A new report by New York Times reporter Maggie Haberman looked into the strange juxtaposition of President Donald Trump’s time on the golf course and his official presidential duties during his Christmas holiday.
“The days were generally marked by casual-wear trips to his nearby golf club, where he would talk with members and meet with White House advisers. The evenings were marked by elaborate dinners at Mar-a-Lago that included his family members, his campaign advisers and his national security aides,” wrote Haberman.
Unlike past holiday vacations, Trump is now under an impeachment investigation.
“Throughout Christmas week, the president watched the news coverage on impeachment and tweeted his frustrations with Speaker Nancy Pelosi for slowing down the process by refusing to send to the Senate the articles charging him with high crimes and misdemeanors,” Haberman recalled. “He spoke with advisers about what the Senate trial might look like.”

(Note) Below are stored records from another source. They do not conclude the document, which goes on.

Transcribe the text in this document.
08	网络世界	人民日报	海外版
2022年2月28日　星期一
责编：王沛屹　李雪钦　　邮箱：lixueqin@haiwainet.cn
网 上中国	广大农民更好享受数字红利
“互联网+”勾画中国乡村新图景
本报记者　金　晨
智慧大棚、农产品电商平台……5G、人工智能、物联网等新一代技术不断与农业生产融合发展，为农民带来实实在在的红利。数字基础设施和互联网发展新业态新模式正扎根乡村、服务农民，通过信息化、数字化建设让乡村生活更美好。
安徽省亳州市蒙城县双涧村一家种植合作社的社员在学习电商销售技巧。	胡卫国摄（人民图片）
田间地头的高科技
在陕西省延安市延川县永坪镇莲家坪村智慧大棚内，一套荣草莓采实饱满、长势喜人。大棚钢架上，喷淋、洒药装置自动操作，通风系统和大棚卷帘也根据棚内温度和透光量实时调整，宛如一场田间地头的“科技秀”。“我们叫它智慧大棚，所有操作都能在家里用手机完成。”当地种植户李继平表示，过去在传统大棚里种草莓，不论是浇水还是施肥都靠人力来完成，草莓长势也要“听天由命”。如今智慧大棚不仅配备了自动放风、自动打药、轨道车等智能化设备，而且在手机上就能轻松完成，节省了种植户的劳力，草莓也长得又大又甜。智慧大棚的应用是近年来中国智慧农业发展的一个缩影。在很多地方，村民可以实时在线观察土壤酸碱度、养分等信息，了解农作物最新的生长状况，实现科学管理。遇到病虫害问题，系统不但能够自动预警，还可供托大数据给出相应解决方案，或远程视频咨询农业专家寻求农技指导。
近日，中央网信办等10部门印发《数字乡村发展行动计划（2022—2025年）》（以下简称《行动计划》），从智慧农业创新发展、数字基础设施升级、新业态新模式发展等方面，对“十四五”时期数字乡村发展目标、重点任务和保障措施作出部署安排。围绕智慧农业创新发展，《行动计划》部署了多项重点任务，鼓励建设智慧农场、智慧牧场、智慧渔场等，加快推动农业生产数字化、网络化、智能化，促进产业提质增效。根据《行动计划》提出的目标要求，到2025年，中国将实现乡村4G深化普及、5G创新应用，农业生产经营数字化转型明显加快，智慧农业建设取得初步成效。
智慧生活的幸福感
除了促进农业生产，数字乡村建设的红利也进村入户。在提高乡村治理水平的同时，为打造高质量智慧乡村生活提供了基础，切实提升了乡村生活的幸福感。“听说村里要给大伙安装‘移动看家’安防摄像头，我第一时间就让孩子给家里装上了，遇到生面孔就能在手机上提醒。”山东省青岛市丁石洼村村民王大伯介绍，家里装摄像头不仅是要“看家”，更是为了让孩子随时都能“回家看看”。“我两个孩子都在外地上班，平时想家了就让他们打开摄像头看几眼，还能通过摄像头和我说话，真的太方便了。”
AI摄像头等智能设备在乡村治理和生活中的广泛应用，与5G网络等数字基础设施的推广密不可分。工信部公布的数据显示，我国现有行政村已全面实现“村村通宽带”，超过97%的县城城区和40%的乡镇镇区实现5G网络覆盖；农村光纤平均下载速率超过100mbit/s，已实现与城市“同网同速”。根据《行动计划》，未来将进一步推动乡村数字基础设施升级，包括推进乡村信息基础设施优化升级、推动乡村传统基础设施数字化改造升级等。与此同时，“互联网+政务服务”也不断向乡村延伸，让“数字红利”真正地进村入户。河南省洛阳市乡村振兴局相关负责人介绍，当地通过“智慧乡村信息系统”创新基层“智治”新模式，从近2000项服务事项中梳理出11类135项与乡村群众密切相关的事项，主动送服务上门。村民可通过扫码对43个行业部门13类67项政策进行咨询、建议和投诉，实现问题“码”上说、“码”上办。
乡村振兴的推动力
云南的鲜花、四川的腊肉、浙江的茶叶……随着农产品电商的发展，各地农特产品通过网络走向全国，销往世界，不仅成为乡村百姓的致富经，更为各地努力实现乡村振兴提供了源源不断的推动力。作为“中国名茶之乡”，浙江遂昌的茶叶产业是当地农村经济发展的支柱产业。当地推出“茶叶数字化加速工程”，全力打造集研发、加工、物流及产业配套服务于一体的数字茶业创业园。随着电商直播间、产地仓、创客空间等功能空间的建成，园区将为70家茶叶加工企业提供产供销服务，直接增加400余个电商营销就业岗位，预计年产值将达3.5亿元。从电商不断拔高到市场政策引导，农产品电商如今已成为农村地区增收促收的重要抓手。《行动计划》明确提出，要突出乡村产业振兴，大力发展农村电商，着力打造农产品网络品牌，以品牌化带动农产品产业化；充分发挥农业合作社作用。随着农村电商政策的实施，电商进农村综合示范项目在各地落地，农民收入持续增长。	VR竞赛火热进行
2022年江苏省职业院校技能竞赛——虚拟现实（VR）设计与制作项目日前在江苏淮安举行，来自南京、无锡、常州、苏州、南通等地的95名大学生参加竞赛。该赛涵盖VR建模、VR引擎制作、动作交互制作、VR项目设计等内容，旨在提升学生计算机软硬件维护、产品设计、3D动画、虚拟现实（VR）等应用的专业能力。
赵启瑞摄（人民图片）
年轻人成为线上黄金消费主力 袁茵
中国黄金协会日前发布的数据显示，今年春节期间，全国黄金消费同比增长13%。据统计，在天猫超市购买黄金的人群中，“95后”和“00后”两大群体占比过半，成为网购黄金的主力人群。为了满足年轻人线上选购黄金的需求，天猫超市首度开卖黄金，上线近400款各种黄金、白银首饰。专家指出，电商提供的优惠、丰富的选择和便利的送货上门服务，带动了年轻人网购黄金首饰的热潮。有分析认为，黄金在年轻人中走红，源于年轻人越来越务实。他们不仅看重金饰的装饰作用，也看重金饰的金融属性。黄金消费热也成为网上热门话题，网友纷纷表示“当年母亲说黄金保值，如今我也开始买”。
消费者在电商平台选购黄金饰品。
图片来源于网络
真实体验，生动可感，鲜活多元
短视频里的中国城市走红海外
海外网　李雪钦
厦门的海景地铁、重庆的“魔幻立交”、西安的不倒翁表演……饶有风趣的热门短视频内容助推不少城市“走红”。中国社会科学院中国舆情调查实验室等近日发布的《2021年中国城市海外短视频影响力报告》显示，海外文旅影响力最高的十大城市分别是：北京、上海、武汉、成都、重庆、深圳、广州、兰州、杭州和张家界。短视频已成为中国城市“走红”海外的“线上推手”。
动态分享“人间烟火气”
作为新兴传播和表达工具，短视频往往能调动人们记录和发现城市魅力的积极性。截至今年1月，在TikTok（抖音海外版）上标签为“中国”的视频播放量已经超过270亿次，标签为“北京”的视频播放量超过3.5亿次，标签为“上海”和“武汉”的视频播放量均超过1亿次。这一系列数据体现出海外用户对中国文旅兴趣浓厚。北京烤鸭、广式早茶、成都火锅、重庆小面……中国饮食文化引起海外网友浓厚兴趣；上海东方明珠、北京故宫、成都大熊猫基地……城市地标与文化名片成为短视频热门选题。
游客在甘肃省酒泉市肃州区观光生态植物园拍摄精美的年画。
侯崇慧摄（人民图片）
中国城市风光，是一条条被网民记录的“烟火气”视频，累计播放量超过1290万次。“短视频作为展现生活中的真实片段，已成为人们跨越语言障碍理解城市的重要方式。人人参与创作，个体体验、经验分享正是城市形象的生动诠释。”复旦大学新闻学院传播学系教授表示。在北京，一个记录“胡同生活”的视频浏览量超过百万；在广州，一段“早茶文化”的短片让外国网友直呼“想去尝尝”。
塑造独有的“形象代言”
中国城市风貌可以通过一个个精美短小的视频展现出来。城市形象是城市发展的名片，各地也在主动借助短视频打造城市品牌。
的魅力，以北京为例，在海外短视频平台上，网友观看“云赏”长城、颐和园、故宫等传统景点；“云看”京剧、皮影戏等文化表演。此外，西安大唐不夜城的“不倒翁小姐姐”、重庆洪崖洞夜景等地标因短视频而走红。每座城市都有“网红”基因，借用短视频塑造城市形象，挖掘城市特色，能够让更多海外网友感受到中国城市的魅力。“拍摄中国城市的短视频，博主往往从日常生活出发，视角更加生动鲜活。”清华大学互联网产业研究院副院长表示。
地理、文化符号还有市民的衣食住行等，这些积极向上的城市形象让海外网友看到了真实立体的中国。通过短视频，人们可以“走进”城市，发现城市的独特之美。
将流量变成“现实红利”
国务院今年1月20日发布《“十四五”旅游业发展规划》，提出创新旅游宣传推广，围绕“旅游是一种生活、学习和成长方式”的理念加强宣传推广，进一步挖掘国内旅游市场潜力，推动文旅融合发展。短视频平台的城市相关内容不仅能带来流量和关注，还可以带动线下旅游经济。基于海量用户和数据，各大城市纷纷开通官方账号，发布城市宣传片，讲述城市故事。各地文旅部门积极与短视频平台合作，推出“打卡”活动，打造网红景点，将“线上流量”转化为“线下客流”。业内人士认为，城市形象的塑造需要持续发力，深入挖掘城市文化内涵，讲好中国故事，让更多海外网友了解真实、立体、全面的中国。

After the holiday, Trump responded to a violent attack on a group of Jews at a rabbi’s home in Monsey, New York by yelling at cosmetics billionaire Ronald Lauder for not supporting him, said three people briefed on the call.
Lauder employees a pollster who also works for Michael Bloomberg, a Trump antagonist who just filed to run for president.

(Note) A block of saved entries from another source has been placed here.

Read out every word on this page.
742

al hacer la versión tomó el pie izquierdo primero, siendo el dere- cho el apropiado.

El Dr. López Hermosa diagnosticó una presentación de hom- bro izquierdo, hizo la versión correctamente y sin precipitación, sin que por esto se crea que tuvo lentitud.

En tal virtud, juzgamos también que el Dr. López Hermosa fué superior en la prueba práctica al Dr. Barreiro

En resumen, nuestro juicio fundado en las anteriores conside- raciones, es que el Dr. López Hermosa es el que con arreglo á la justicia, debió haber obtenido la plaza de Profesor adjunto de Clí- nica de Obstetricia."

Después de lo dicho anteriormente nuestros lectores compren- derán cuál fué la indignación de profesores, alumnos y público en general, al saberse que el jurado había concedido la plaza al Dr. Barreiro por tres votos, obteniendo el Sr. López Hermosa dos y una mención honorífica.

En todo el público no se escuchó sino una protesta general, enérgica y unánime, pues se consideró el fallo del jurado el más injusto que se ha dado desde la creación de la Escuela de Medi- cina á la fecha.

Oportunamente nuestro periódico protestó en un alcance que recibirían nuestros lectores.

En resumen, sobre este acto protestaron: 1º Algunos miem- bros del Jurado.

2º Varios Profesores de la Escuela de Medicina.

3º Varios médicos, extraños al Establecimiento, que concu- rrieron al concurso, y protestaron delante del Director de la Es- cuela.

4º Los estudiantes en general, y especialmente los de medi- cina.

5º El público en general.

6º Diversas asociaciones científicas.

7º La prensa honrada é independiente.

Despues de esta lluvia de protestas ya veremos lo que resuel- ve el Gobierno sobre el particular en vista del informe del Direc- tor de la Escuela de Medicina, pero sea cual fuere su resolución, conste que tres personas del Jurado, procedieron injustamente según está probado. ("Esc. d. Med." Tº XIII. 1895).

“Trump said that he had done more for Jews than any other president and that he could still lose the Jewish vote,” quoted Haberman. “The president never mentioned campaign contributions, but advisers and others briefed on the call said he left the clear impression that was referring to financial support.”
Trump spoke with aides who gave him options for how to respond to a rocket attack on an Iraqi military base. Pompeo advocated killing Iranian Gen. Qassim Suleimani, someone he’s wanted to take out for years, according to Reuters.
By Jan. 2, Trump had already decided he agreed with Pompeo, and the wheels were turning.
“In the middle of a meeting with campaign advisers, he left the table to give the final authorization to kill General Suleimani,” reported Haberman. “The president then returned, and, compartmentalizing what had just happened, resumed talking about the campaign.”
The White House refused to confirm the action for hours, but Trump was tweeting about it, leaving out specifics. He stayed glued to his television and Twitter searching for those who supported him. He also kept score of those who opposed him, like Fox News host Tucker Carlson.
It was Jared Kushner who finally was able to pressure the president to say something to the American people by Jan. 3. He then went to join evangelical Christians gathering in Miami so they could pray over him and announce that Trump was humble and never bragged about being perfect.
He then returned to Mar-a-Lago, where his cultish following was available to shake his hand and reach out to touch him.
It was less than 24 hours later that Trump landed back in Washington, D.C., where reality slapped him in the face with the start of his fourth year in office beginning under the weight of scandals and impeachment.